Watching, and salivating online, will be chefs from Mexico, Portugal, China, Japan, Canada, and New Zealand.
They will see the creation of an Auckland chef and educator Jasbir Kaur who worked with Plant and Food Research scientist Alexis Guerin and chef Paul Froggatt.
On show will be an entree which is complicated by any standard.
Kaur said she started preparing it by fermenting the mushrooms in a bed of salt for four days, and that was just the beginning.
"Flavour is added through bay leaves, garlic, cinnamon and star anise," she said.
"Then I caramelise sugar, and slowly infuse the mushrooms and cream into it, creating a salty mushroomy caramel.
"This is accompanied by custard made from milk and dried kawakawa leaves."
The type of mushroom is not quite your usual variety known to generations of New Zealanders whose toadstool phobia traditionally limits their diet to a narrow spectrum of fungus.
These mushrooms are the niscalo mushroom, to quote their Spanish name.
They are more commonly known as the saffron milk cap, or red pine mushroom, and they exude a milky substance when cut.
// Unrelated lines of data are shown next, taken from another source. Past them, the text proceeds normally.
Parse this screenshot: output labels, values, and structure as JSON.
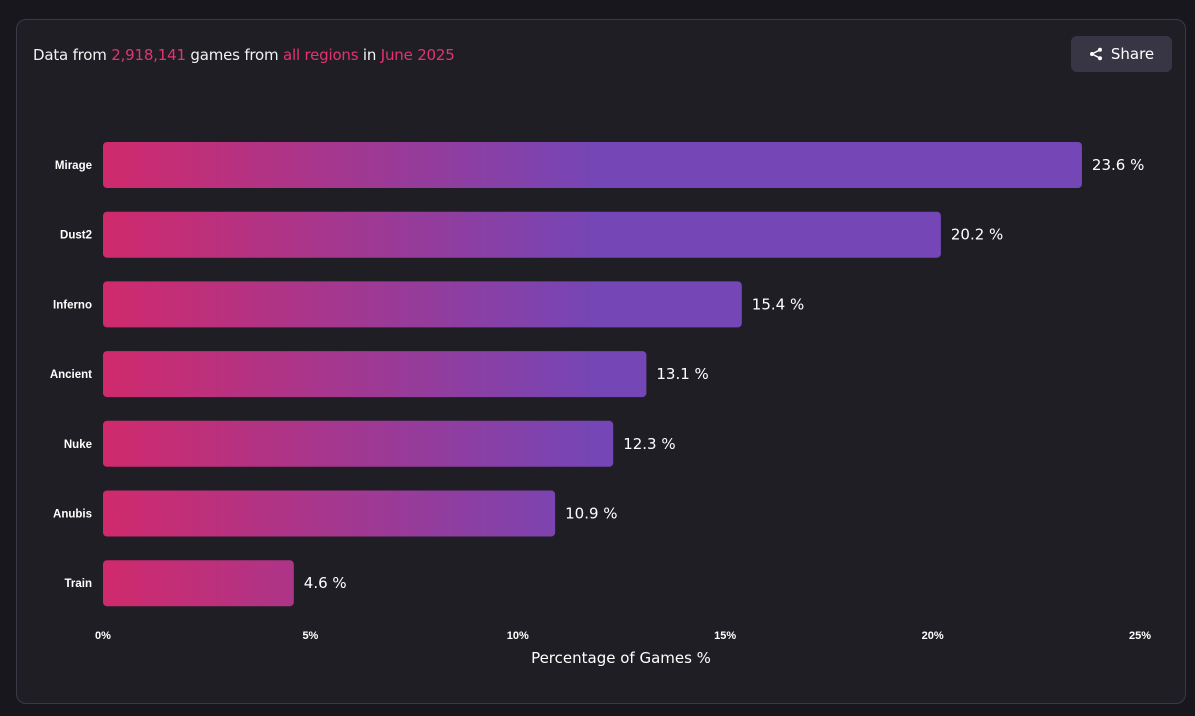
{
  "header": {
    "prefix": "Data from ",
    "games_count": "2,918,141",
    "middle": " games from ",
    "region": "all regions",
    "in_text": " in ",
    "period": "June 2025"
  },
  "share_button": {
    "label": "Share",
    "icon": "share-icon"
  },
  "colors": {
    "accent": "#e5336f",
    "bar_start": "#d02a6c",
    "bar_end": "#7446b6",
    "card_bg": "#1f1e24",
    "page_bg": "#18171d"
  },
  "chart_data": {
    "type": "bar",
    "orientation": "horizontal",
    "categories": [
      "Mirage",
      "Dust2",
      "Inferno",
      "Ancient",
      "Nuke",
      "Anubis",
      "Train"
    ],
    "values": [
      23.6,
      20.2,
      15.4,
      13.1,
      12.3,
      10.9,
      4.6
    ],
    "value_labels": [
      "23.6 %",
      "20.2 %",
      "15.4 %",
      "13.1 %",
      "12.3 %",
      "10.9 %",
      "4.6 %"
    ],
    "xlabel": "Percentage of Games %",
    "ylabel": "",
    "xlim": [
      0,
      25
    ],
    "x_ticks": [
      0,
      5,
      10,
      15,
      20,
      25
    ],
    "x_tick_labels": [
      "0%",
      "5%",
      "10%",
      "15%",
      "20%",
      "25%"
    ],
    "grid": false,
    "legend": "none"
  }
}
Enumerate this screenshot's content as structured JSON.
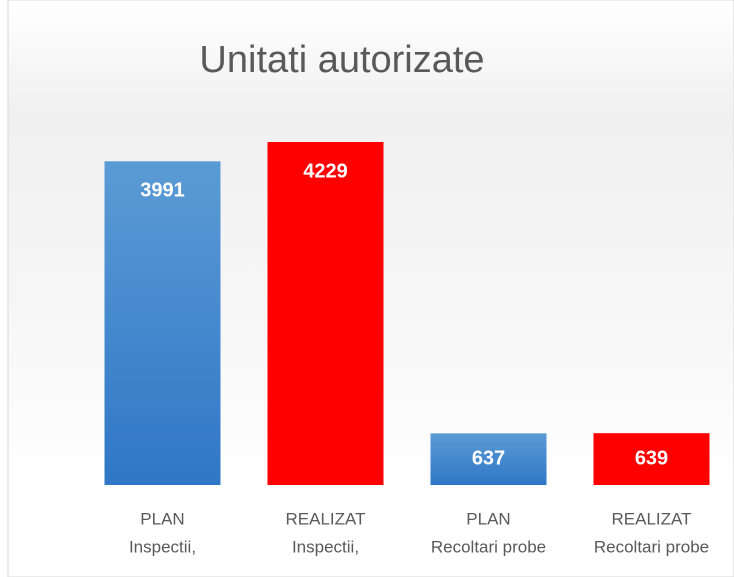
{
  "chart_data": {
    "type": "bar",
    "title": "Unitati autorizate",
    "categories": [
      [
        "PLAN",
        "Inspectii,"
      ],
      [
        "REALIZAT",
        "Inspectii,"
      ],
      [
        "PLAN",
        "Recoltari probe"
      ],
      [
        "REALIZAT",
        "Recoltari probe"
      ]
    ],
    "values": [
      3991,
      4229,
      637,
      639
    ],
    "colors": [
      "#4a8ad2",
      "#ff0000",
      "#4a8ad2",
      "#ff0000"
    ]
  }
}
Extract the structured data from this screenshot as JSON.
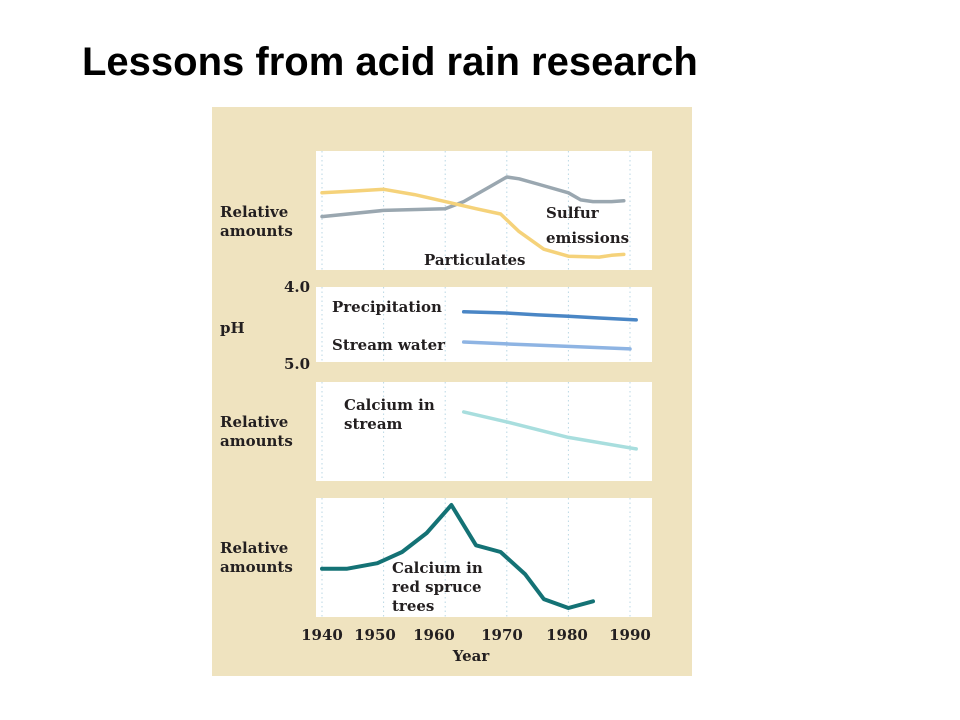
{
  "slide": {
    "title": "Lessons from acid rain research"
  },
  "chart_data": [
    {
      "type": "line",
      "ylabel": "Relative amounts",
      "series": [
        {
          "name": "Sulfur emissions",
          "color": "#9aa7b0",
          "x": [
            1940,
            1950,
            1960,
            1963,
            1967,
            1970,
            1972,
            1975,
            1980,
            1982,
            1984,
            1987,
            1989
          ],
          "y": [
            0.55,
            0.62,
            0.64,
            0.72,
            0.88,
            1.0,
            0.98,
            0.92,
            0.82,
            0.74,
            0.72,
            0.72,
            0.73
          ]
        },
        {
          "name": "Particulates",
          "color": "#f5d27a",
          "x": [
            1940,
            1945,
            1950,
            1955,
            1960,
            1965,
            1969,
            1972,
            1976,
            1980,
            1985,
            1987,
            1989
          ],
          "y": [
            0.82,
            0.84,
            0.86,
            0.8,
            0.72,
            0.64,
            0.58,
            0.38,
            0.18,
            0.1,
            0.09,
            0.11,
            0.12
          ]
        }
      ]
    },
    {
      "type": "line",
      "ylabel": "pH",
      "yticks": [
        "4.0",
        "5.0"
      ],
      "ylim": [
        5.0,
        4.0
      ],
      "series": [
        {
          "name": "Precipitation",
          "color": "#4a86c5",
          "x": [
            1963,
            1970,
            1975,
            1980,
            1985,
            1991
          ],
          "y": [
            4.25,
            4.27,
            4.3,
            4.32,
            4.35,
            4.38
          ]
        },
        {
          "name": "Stream water",
          "color": "#8eb4e3",
          "x": [
            1963,
            1970,
            1980,
            1990
          ],
          "y": [
            4.73,
            4.76,
            4.8,
            4.84
          ]
        }
      ]
    },
    {
      "type": "line",
      "ylabel": "Relative amounts",
      "series": [
        {
          "name": "Calcium in stream",
          "color": "#a8dede",
          "x": [
            1963,
            1970,
            1980,
            1991
          ],
          "y": [
            0.78,
            0.65,
            0.45,
            0.3
          ]
        }
      ]
    },
    {
      "type": "line",
      "ylabel": "Relative amounts",
      "xlabel": "Year",
      "x_ticks": [
        1940,
        1950,
        1960,
        1970,
        1980,
        1990
      ],
      "series": [
        {
          "name": "Calcium in red spruce trees",
          "color": "#147275",
          "x": [
            1940,
            1944,
            1949,
            1953,
            1957,
            1961,
            1965,
            1969,
            1973,
            1976,
            1980,
            1984
          ],
          "y": [
            0.43,
            0.43,
            0.48,
            0.58,
            0.75,
            1.0,
            0.64,
            0.58,
            0.38,
            0.16,
            0.08,
            0.14
          ]
        }
      ]
    }
  ],
  "labels": {
    "panel1_ylabel_line1": "Relative",
    "panel1_ylabel_line2": "amounts",
    "sulfur_line1": "Sulfur",
    "sulfur_line2": "emissions",
    "particulates": "Particulates",
    "ph_label": "pH",
    "ph_top": "4.0",
    "ph_bottom": "5.0",
    "precipitation": "Precipitation",
    "stream_water": "Stream water",
    "panel3_ylabel_line1": "Relative",
    "panel3_ylabel_line2": "amounts",
    "calcium_stream_line1": "Calcium in",
    "calcium_stream_line2": "stream",
    "panel4_ylabel_line1": "Relative",
    "panel4_ylabel_line2": "amounts",
    "calcium_trees_line1": "Calcium in",
    "calcium_trees_line2": "red spruce",
    "calcium_trees_line3": "trees",
    "year_ticks": [
      "1940",
      "1950",
      "1960",
      "1970",
      "1980",
      "1990"
    ],
    "xlabel": "Year"
  }
}
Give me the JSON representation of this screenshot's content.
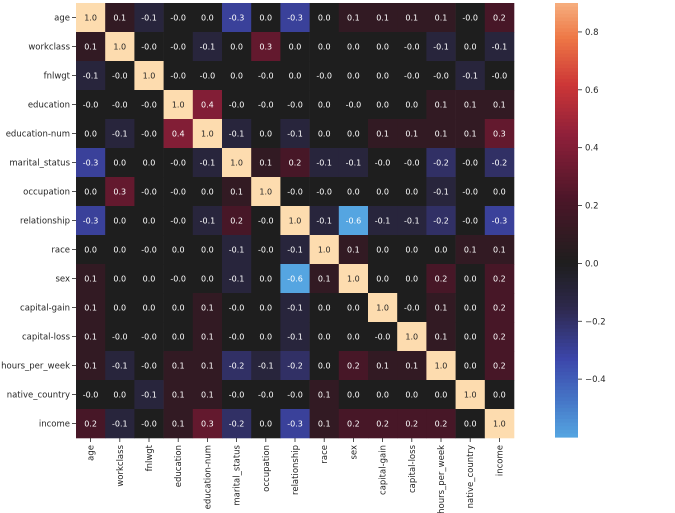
{
  "chart_data": {
    "type": "heatmap",
    "title": "",
    "xlabel": "",
    "ylabel": "",
    "labels": [
      "age",
      "workclass",
      "fnlwgt",
      "education",
      "education-num",
      "marital_status",
      "occupation",
      "relationship",
      "race",
      "sex",
      "capital-gain",
      "capital-loss",
      "hours_per_week",
      "native_country",
      "income"
    ],
    "matrix": [
      [
        "1.0",
        "0.1",
        "-0.1",
        "-0.0",
        "0.0",
        "-0.3",
        "0.0",
        "-0.3",
        "0.0",
        "0.1",
        "0.1",
        "0.1",
        "0.1",
        "-0.0",
        "0.2"
      ],
      [
        "0.1",
        "1.0",
        "-0.0",
        "-0.0",
        "-0.1",
        "0.0",
        "0.3",
        "0.0",
        "0.0",
        "0.0",
        "0.0",
        "-0.0",
        "-0.1",
        "0.0",
        "-0.1"
      ],
      [
        "-0.1",
        "-0.0",
        "1.0",
        "-0.0",
        "-0.0",
        "0.0",
        "-0.0",
        "0.0",
        "-0.0",
        "0.0",
        "0.0",
        "-0.0",
        "-0.0",
        "-0.1",
        "-0.0"
      ],
      [
        "-0.0",
        "-0.0",
        "-0.0",
        "1.0",
        "0.4",
        "-0.0",
        "-0.0",
        "-0.0",
        "0.0",
        "-0.0",
        "0.0",
        "0.0",
        "0.1",
        "0.1",
        "0.1"
      ],
      [
        "0.0",
        "-0.1",
        "-0.0",
        "0.4",
        "1.0",
        "-0.1",
        "0.0",
        "-0.1",
        "0.0",
        "0.0",
        "0.1",
        "0.1",
        "0.1",
        "0.1",
        "0.3"
      ],
      [
        "-0.3",
        "0.0",
        "0.0",
        "-0.0",
        "-0.1",
        "1.0",
        "0.1",
        "0.2",
        "-0.1",
        "-0.1",
        "-0.0",
        "-0.0",
        "-0.2",
        "-0.0",
        "-0.2"
      ],
      [
        "0.0",
        "0.3",
        "-0.0",
        "-0.0",
        "0.0",
        "0.1",
        "1.0",
        "-0.0",
        "-0.0",
        "0.0",
        "0.0",
        "0.0",
        "-0.1",
        "-0.0",
        "0.0"
      ],
      [
        "-0.3",
        "0.0",
        "0.0",
        "-0.0",
        "-0.1",
        "0.2",
        "-0.0",
        "1.0",
        "-0.1",
        "-0.6",
        "-0.1",
        "-0.1",
        "-0.2",
        "-0.0",
        "-0.3"
      ],
      [
        "0.0",
        "0.0",
        "-0.0",
        "0.0",
        "0.0",
        "-0.1",
        "-0.0",
        "-0.1",
        "1.0",
        "0.1",
        "0.0",
        "0.0",
        "0.0",
        "0.1",
        "0.1"
      ],
      [
        "0.1",
        "0.0",
        "0.0",
        "-0.0",
        "0.0",
        "-0.1",
        "0.0",
        "-0.6",
        "0.1",
        "1.0",
        "0.0",
        "0.0",
        "0.2",
        "0.0",
        "0.2"
      ],
      [
        "0.1",
        "0.0",
        "0.0",
        "0.0",
        "0.1",
        "-0.0",
        "0.0",
        "-0.1",
        "0.0",
        "0.0",
        "1.0",
        "-0.0",
        "0.1",
        "0.0",
        "0.2"
      ],
      [
        "0.1",
        "-0.0",
        "-0.0",
        "0.0",
        "0.1",
        "-0.0",
        "0.0",
        "-0.1",
        "0.0",
        "0.0",
        "-0.0",
        "1.0",
        "0.1",
        "0.0",
        "0.2"
      ],
      [
        "0.1",
        "-0.1",
        "-0.0",
        "0.1",
        "0.1",
        "-0.2",
        "-0.1",
        "-0.2",
        "0.0",
        "0.2",
        "0.1",
        "0.1",
        "1.0",
        "0.0",
        "0.2"
      ],
      [
        "-0.0",
        "0.0",
        "-0.1",
        "0.1",
        "0.1",
        "-0.0",
        "-0.0",
        "-0.0",
        "0.1",
        "0.0",
        "0.0",
        "0.0",
        "0.0",
        "1.0",
        "0.0"
      ],
      [
        "0.2",
        "-0.1",
        "-0.0",
        "0.1",
        "0.3",
        "-0.2",
        "0.0",
        "-0.3",
        "0.1",
        "0.2",
        "0.2",
        "0.2",
        "0.2",
        "0.0",
        "1.0"
      ]
    ],
    "colormap": "icefire",
    "center": 0.0,
    "vmin": -0.6,
    "vmax": 1.0,
    "colorbar_max_shown": 0.9,
    "colorbar_ticks": [
      "0.8",
      "0.6",
      "0.4",
      "0.2",
      "0.0",
      "−0.2",
      "−0.4"
    ],
    "colorbar_tick_values": [
      0.8,
      0.6,
      0.4,
      0.2,
      0.0,
      -0.2,
      -0.4
    ],
    "annotate": true,
    "grid": false
  }
}
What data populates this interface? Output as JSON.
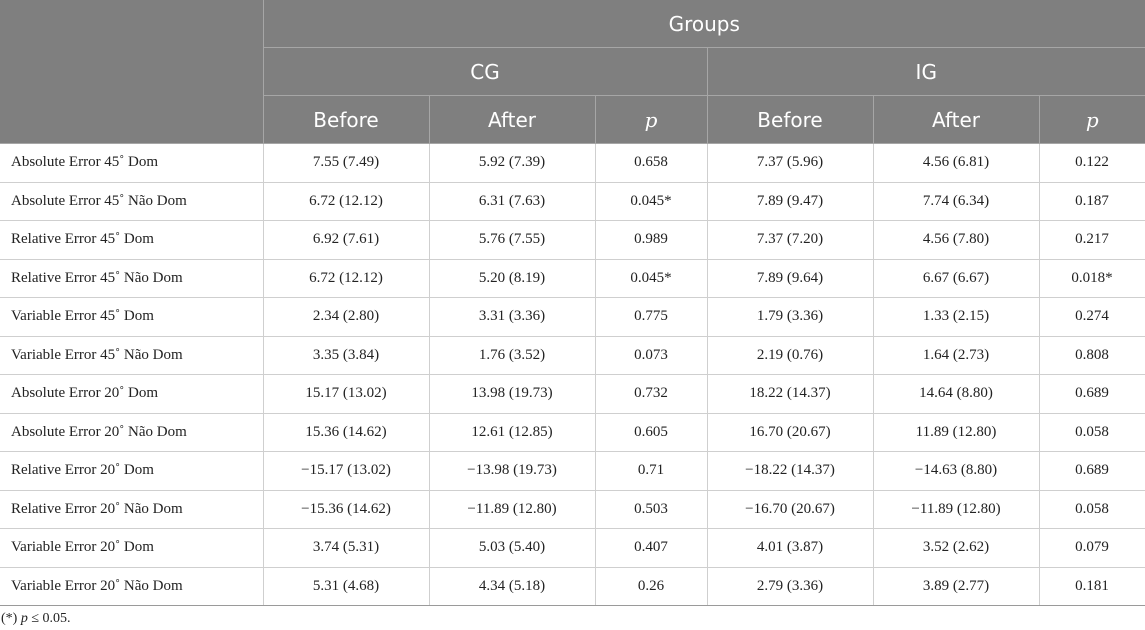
{
  "table": {
    "header": {
      "groups": "Groups",
      "cg": "CG",
      "ig": "IG",
      "before": "Before",
      "after": "After",
      "p": "p"
    },
    "rows": [
      {
        "label": "Absolute Error 45˚ Dom",
        "cg_before": "7.55 (7.49)",
        "cg_after": "5.92 (7.39)",
        "cg_p": "0.658",
        "ig_before": "7.37 (5.96)",
        "ig_after": "4.56 (6.81)",
        "ig_p": "0.122"
      },
      {
        "label": "Absolute Error 45˚ Não Dom",
        "cg_before": "6.72 (12.12)",
        "cg_after": "6.31 (7.63)",
        "cg_p": "0.045*",
        "ig_before": "7.89 (9.47)",
        "ig_after": "7.74 (6.34)",
        "ig_p": "0.187"
      },
      {
        "label": "Relative Error 45˚ Dom",
        "cg_before": "6.92 (7.61)",
        "cg_after": "5.76 (7.55)",
        "cg_p": "0.989",
        "ig_before": "7.37 (7.20)",
        "ig_after": "4.56 (7.80)",
        "ig_p": "0.217"
      },
      {
        "label": "Relative Error 45˚ Não Dom",
        "cg_before": "6.72 (12.12)",
        "cg_after": "5.20 (8.19)",
        "cg_p": "0.045*",
        "ig_before": "7.89 (9.64)",
        "ig_after": "6.67 (6.67)",
        "ig_p": "0.018*"
      },
      {
        "label": "Variable Error 45˚ Dom",
        "cg_before": "2.34 (2.80)",
        "cg_after": "3.31 (3.36)",
        "cg_p": "0.775",
        "ig_before": "1.79 (3.36)",
        "ig_after": "1.33 (2.15)",
        "ig_p": "0.274"
      },
      {
        "label": "Variable Error 45˚ Não Dom",
        "cg_before": "3.35 (3.84)",
        "cg_after": "1.76 (3.52)",
        "cg_p": "0.073",
        "ig_before": "2.19 (0.76)",
        "ig_after": "1.64 (2.73)",
        "ig_p": "0.808"
      },
      {
        "label": "Absolute Error 20˚ Dom",
        "cg_before": "15.17 (13.02)",
        "cg_after": "13.98 (19.73)",
        "cg_p": "0.732",
        "ig_before": "18.22 (14.37)",
        "ig_after": "14.64 (8.80)",
        "ig_p": "0.689"
      },
      {
        "label": "Absolute Error 20˚ Não Dom",
        "cg_before": "15.36 (14.62)",
        "cg_after": "12.61 (12.85)",
        "cg_p": "0.605",
        "ig_before": "16.70 (20.67)",
        "ig_after": "11.89 (12.80)",
        "ig_p": "0.058"
      },
      {
        "label": "Relative Error 20˚ Dom",
        "cg_before": "−15.17 (13.02)",
        "cg_after": "−13.98 (19.73)",
        "cg_p": "0.71",
        "ig_before": "−18.22 (14.37)",
        "ig_after": "−14.63 (8.80)",
        "ig_p": "0.689"
      },
      {
        "label": "Relative Error 20˚ Não Dom",
        "cg_before": "−15.36 (14.62)",
        "cg_after": "−11.89 (12.80)",
        "cg_p": "0.503",
        "ig_before": "−16.70 (20.67)",
        "ig_after": "−11.89 (12.80)",
        "ig_p": "0.058"
      },
      {
        "label": "Variable Error 20˚ Dom",
        "cg_before": "3.74 (5.31)",
        "cg_after": "5.03 (5.40)",
        "cg_p": "0.407",
        "ig_before": "4.01 (3.87)",
        "ig_after": "3.52 (2.62)",
        "ig_p": "0.079"
      },
      {
        "label": "Variable Error 20˚ Não Dom",
        "cg_before": "5.31 (4.68)",
        "cg_after": "4.34 (5.18)",
        "cg_p": "0.26",
        "ig_before": "2.79 (3.36)",
        "ig_after": "3.89 (2.77)",
        "ig_p": "0.181"
      }
    ]
  },
  "footnote": {
    "marker": "(*)",
    "p_symbol": "p",
    "text": "≤ 0.05."
  }
}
"The colour is bright orange, and the flavour of it is very meaty," Kaur said.
"They are very rare and they sell for $55/kg, so they are very expensive but from an aesthetic value and their flavour, they are beautiful, very beautiful."
She said it was important that New Zealand chefs stayed relevant and kept pushing the boundaries - even while navigating the challenges of a global pandemic.
The food festival where the dish will be presented is in the city of Soria, in North West Spain.